Clove oil can reduce the pain and swelling associated with a toothache. This home remedy is simple: you need to soak a cotton ball with a few drops of clove oil. You can then gently pass the cotton ball over your aching teeth and gums. It is particularly effective because it contains eugenol.

3. Mouthwash with salt water


In case of tooth pain and swollen gums, you can make a mouthwash with warm salt water can relieve you. You just need to dissolve teaspoons of salt in a quarter of a liter of warm water. You should perform your mouthwash before spitting out the mixture. The water will soothe the pain and the salt will reduce the swelling of the gum tissue.

4. Local analgesics for toothache


To support your toothache, you can simply take a local painkiller without a prescription. You should not put it directly in contact with the affected area. This could cause burning of the gums and increase the discomfort. These medications make the discomfort go away until your dental appointment.

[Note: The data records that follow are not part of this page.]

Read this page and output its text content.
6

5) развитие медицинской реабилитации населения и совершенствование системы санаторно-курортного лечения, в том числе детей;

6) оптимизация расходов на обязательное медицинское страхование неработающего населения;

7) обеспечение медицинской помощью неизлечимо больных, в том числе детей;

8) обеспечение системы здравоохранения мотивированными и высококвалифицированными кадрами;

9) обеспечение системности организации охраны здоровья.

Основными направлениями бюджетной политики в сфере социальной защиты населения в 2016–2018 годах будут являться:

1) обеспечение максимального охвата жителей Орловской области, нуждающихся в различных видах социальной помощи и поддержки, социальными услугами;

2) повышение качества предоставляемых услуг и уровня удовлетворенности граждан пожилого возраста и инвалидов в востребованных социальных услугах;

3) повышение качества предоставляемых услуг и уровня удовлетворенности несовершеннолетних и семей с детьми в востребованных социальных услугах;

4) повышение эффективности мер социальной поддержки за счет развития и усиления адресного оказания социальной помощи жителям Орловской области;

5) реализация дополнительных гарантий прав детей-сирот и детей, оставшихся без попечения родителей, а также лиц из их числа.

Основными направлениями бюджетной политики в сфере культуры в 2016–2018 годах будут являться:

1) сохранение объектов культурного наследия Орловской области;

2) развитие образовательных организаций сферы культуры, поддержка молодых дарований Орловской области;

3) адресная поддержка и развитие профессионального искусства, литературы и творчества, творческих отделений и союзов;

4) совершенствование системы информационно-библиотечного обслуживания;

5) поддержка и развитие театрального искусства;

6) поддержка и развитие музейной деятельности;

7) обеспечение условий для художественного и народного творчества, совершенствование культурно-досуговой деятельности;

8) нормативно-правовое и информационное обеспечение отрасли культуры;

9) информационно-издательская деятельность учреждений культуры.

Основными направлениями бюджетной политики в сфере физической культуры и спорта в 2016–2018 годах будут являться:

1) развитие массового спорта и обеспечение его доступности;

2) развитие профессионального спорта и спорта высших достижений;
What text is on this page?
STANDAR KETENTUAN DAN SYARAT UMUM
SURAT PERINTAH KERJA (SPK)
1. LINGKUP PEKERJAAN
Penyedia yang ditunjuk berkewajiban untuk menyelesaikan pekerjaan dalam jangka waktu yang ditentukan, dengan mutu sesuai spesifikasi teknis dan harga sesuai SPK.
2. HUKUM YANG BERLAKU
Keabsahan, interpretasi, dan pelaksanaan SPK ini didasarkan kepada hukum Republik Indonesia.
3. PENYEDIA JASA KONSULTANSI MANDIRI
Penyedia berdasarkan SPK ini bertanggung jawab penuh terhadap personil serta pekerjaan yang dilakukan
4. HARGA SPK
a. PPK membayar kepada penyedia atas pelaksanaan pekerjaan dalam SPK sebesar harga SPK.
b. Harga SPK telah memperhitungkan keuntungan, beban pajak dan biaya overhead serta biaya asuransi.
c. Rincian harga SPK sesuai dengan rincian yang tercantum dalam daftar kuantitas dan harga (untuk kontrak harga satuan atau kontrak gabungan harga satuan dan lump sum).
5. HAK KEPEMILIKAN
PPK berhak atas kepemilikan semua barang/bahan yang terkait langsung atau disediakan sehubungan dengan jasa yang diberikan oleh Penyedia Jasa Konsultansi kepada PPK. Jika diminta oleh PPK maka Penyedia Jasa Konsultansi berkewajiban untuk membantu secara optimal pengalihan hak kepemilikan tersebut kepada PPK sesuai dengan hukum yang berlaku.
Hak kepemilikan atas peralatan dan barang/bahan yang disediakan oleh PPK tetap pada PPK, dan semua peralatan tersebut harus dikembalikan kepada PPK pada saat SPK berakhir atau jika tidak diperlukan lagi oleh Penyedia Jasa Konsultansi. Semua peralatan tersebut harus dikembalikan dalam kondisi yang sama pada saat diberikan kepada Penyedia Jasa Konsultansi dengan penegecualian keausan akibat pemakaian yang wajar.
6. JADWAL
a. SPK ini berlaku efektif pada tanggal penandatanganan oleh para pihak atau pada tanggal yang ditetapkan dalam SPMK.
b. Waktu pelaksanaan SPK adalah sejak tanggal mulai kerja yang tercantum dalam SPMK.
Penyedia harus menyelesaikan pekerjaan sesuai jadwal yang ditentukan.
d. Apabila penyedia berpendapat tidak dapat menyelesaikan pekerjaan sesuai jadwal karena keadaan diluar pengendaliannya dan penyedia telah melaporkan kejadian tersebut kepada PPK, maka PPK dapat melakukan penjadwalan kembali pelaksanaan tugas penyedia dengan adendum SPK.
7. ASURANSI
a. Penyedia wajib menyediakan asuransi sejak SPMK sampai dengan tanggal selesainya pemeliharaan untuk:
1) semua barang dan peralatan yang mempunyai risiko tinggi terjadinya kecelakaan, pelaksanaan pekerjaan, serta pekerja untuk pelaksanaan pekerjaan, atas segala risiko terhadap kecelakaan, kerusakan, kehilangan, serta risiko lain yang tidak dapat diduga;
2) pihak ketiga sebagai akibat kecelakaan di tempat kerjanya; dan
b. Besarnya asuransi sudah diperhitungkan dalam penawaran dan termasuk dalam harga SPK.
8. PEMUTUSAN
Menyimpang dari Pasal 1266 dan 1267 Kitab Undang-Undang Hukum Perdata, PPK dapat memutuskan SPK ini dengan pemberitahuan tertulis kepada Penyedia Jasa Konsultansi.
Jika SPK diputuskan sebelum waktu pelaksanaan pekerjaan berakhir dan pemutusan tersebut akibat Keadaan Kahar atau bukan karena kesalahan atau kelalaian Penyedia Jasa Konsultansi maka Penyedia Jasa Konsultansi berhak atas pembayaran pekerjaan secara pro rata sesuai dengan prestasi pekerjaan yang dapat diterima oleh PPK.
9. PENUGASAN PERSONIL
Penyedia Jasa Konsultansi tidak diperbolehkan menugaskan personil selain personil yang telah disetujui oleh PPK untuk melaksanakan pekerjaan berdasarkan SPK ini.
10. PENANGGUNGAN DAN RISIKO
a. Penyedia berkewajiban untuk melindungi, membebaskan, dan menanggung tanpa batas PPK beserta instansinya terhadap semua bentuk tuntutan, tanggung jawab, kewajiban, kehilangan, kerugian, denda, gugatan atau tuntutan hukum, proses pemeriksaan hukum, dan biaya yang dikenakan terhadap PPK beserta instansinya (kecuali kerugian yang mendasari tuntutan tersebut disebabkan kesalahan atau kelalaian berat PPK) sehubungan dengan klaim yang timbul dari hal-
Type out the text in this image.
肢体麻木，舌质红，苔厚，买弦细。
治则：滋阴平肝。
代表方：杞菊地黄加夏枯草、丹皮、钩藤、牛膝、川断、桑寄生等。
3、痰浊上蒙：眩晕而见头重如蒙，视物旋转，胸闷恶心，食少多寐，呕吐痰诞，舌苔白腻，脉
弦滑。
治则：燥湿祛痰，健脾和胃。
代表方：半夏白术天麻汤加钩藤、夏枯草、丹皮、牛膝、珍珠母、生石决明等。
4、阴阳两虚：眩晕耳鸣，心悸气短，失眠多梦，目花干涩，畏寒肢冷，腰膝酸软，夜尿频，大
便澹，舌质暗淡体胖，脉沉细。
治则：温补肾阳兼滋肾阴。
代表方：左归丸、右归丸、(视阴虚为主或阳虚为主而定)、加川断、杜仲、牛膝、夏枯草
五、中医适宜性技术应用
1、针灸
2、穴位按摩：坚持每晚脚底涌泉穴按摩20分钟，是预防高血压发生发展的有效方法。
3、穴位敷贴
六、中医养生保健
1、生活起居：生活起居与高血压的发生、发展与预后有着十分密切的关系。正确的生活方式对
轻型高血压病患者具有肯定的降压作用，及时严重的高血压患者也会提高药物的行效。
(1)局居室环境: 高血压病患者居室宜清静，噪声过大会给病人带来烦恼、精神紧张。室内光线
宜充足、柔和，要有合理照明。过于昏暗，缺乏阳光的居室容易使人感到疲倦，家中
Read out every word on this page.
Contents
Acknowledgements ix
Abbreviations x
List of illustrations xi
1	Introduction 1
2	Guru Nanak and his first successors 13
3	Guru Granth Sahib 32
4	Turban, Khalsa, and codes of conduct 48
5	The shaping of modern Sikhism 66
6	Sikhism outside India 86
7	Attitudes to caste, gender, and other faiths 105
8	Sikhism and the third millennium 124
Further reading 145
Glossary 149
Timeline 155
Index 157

You can also brush your teeth well by using a sonic toothbrush like the Y-Brush. This toothbrush has several modes of sonic vibrations: soft, normal and intensive that take into account your dental sensitivity.  

We hope this guide has helped you understand that a toothache is not to be taken lightly, as toothache can affect a large part of your dentition. Toothache can have several origins, which is why it is especially important to know where it comes from by asking your dentist for advice. He or she is the only one who can tell you which technique is best suited to end your toothache.